Olympus microscopes with 37 mm objectives such as Olympus model E, FH or GB usually have a condenser NA 1.25. With this condenser, the top lens can be unscrewed and for phase contrast with the slide method this is necessary. For 40x phase contrast objectives I used 12 mm round stickers. For 100x phase contrast objectives larger stickers are needed and there I used 19 mm. The slide can be placed in three different ways: on the condenser (without top lens), on the filter holder or on the lamp. With 10x phase contrast objectives, stickers smaller than 12 mm are needed. I have not been able to test with these objectives yet. But for phase contrast, 40x and 100x objectives are the most useful.

Slide with 12 mm stickers placed on the condenser without top lens (left) or on the lamp (right) of an Olympus FH.

Illumination of the phase ring of an Olympus PL 40/0.65 phase-contrast objective photographed through a phase telescope. Left: Slide with 12 mm sticker centered. Center: Condenser at the correct height, complete obscuration within the phase ring. Right: Condenser diaphragm closed until only the phase ring is visible.

Cheek epithelial cells photographed in phase contrast with Olympus PL 40/0.65 and the slide method.

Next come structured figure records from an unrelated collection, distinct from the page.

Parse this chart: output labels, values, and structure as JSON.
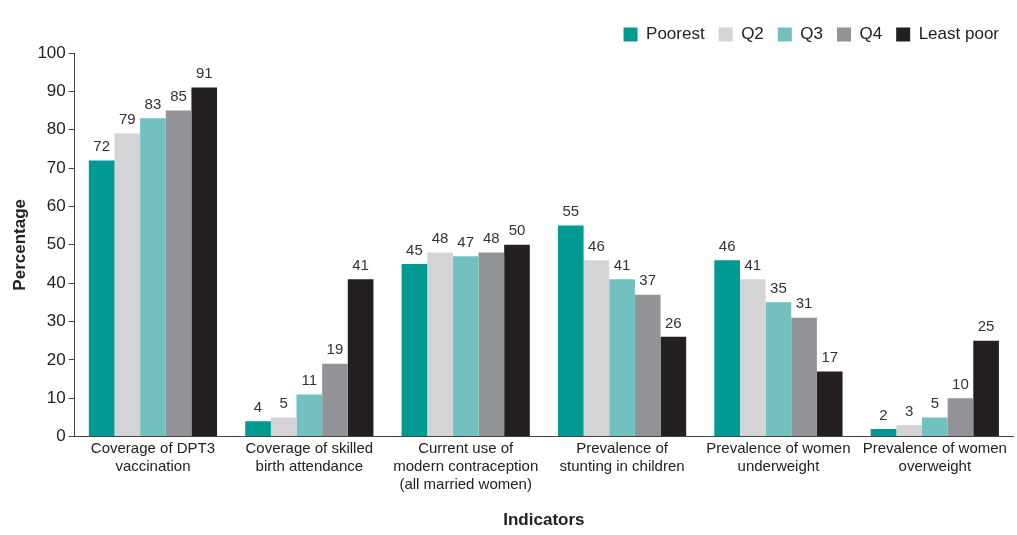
{
  "chart_data": {
    "type": "bar",
    "xlabel": "Indicators",
    "ylabel": "Percentage",
    "categories": [
      "Coverage of DPT3 vaccination",
      "Coverage of skilled birth attendance",
      "Current use of modern contraception (all married women)",
      "Prevalence of stunting in children",
      "Prevalence of women underweight",
      "Prevalence of women overweight"
    ],
    "series": [
      {
        "name": "Poorest",
        "color": "#009a93",
        "values": [
          72,
          4,
          45,
          55,
          46,
          2
        ]
      },
      {
        "name": "Q2",
        "color": "#d4d4d6",
        "values": [
          79,
          5,
          48,
          46,
          41,
          3
        ]
      },
      {
        "name": "Q3",
        "color": "#72c0c0",
        "values": [
          83,
          11,
          47,
          41,
          35,
          5
        ]
      },
      {
        "name": "Q4",
        "color": "#929397",
        "values": [
          85,
          19,
          48,
          37,
          31,
          10
        ]
      },
      {
        "name": "Least poor",
        "color": "#231f20",
        "values": [
          91,
          41,
          50,
          26,
          17,
          25
        ]
      }
    ],
    "ylim": [
      0,
      100
    ],
    "yticks": [
      0,
      10,
      20,
      30,
      40,
      50,
      60,
      70,
      80,
      90,
      100
    ],
    "data_labels": true,
    "legend": "top right",
    "grid": false
  }
}
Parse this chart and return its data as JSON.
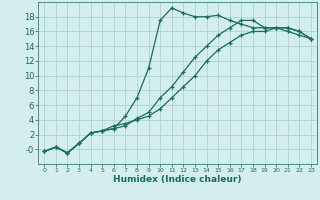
{
  "xlabel": "Humidex (Indice chaleur)",
  "bg_color": "#d4eeee",
  "grid_color": "#b0d8d8",
  "line_color": "#1a6b60",
  "xlim": [
    -0.5,
    23.5
  ],
  "ylim": [
    -2,
    20
  ],
  "xticks": [
    0,
    1,
    2,
    3,
    4,
    5,
    6,
    7,
    8,
    9,
    10,
    11,
    12,
    13,
    14,
    15,
    16,
    17,
    18,
    19,
    20,
    21,
    22,
    23
  ],
  "yticks": [
    0,
    2,
    4,
    6,
    8,
    10,
    12,
    14,
    16,
    18
  ],
  "ytick_labels": [
    "-0",
    "2",
    "4",
    "6",
    "8",
    "10",
    "12",
    "14",
    "16",
    "18"
  ],
  "series": [
    {
      "x": [
        0,
        1,
        2,
        3,
        4,
        5,
        6,
        7,
        8,
        9,
        10,
        11,
        12,
        13,
        14,
        15,
        16,
        17,
        18,
        19,
        20,
        21,
        22,
        23
      ],
      "y": [
        -0.3,
        0.3,
        -0.5,
        0.8,
        2.2,
        2.5,
        2.8,
        3.2,
        4.2,
        5.0,
        7.0,
        8.5,
        10.5,
        12.5,
        14.0,
        15.5,
        16.5,
        17.5,
        17.5,
        16.5,
        16.5,
        16.0,
        15.5,
        15.0
      ]
    },
    {
      "x": [
        0,
        1,
        2,
        3,
        4,
        5,
        6,
        7,
        8,
        9,
        10,
        11,
        12,
        13,
        14,
        15,
        16,
        17,
        18,
        19,
        20,
        21,
        22,
        23
      ],
      "y": [
        -0.3,
        0.3,
        -0.5,
        0.8,
        2.2,
        2.5,
        2.8,
        4.5,
        7.0,
        11.0,
        17.5,
        19.2,
        18.5,
        18.0,
        18.0,
        18.2,
        17.5,
        17.0,
        16.5,
        16.5,
        16.5,
        16.5,
        16.0,
        15.0
      ]
    },
    {
      "x": [
        0,
        1,
        2,
        3,
        4,
        5,
        6,
        7,
        8,
        9,
        10,
        11,
        12,
        13,
        14,
        15,
        16,
        17,
        18,
        19,
        20,
        21,
        22,
        23
      ],
      "y": [
        -0.3,
        0.3,
        -0.5,
        0.8,
        2.2,
        2.5,
        3.2,
        3.5,
        4.0,
        4.5,
        5.5,
        7.0,
        8.5,
        10.0,
        12.0,
        13.5,
        14.5,
        15.5,
        16.0,
        16.0,
        16.5,
        16.5,
        16.0,
        15.0
      ]
    }
  ]
}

The following experiments were conducted using a Leitz Dialux II and a 0.9 achromatic bright-field condenser. I placed a slide with 12 mm circular stickers on the light exit. The test was performed with a Leitz Phaco 40/0.65 objective. The procedure was as follows:

1. Condenser with the front lens swung out in the upper position, condenser diaphragm and field diaphragm fully open.

2. A slide with 12 mm stickers was placed on the light exit, the black circle was centered using a phase telescope.

3. The condenser was lowered until there was no more light visible within the phase ring, re-center the black circle if necessary.

4. The condenser diaphragm was closed slightly so that there was no more light outside the phase ring.

Slide method with Leitz Dialux II. Left: 0.9 achr condenser with front lens swung out. Right: Slide with 12 mm round stickers placed on the light exit.

Phase settings photographed through a phase telescope. Left: condenser in upper position. Center: condenser lowered, phase ring visible. Right: condenser in even lower position, illuminating only the phase ring, correct phase contrast setting.

Cheek epithelial cells photographed with Leitz Phaco 40/0.65 and slide method.

Using a slide and black round stickers, phase-contrast illumination can be easily achieved without the need for a special phase-contrast condenser. The results with this method are comparable to those obtained with a special phase contrast condenser.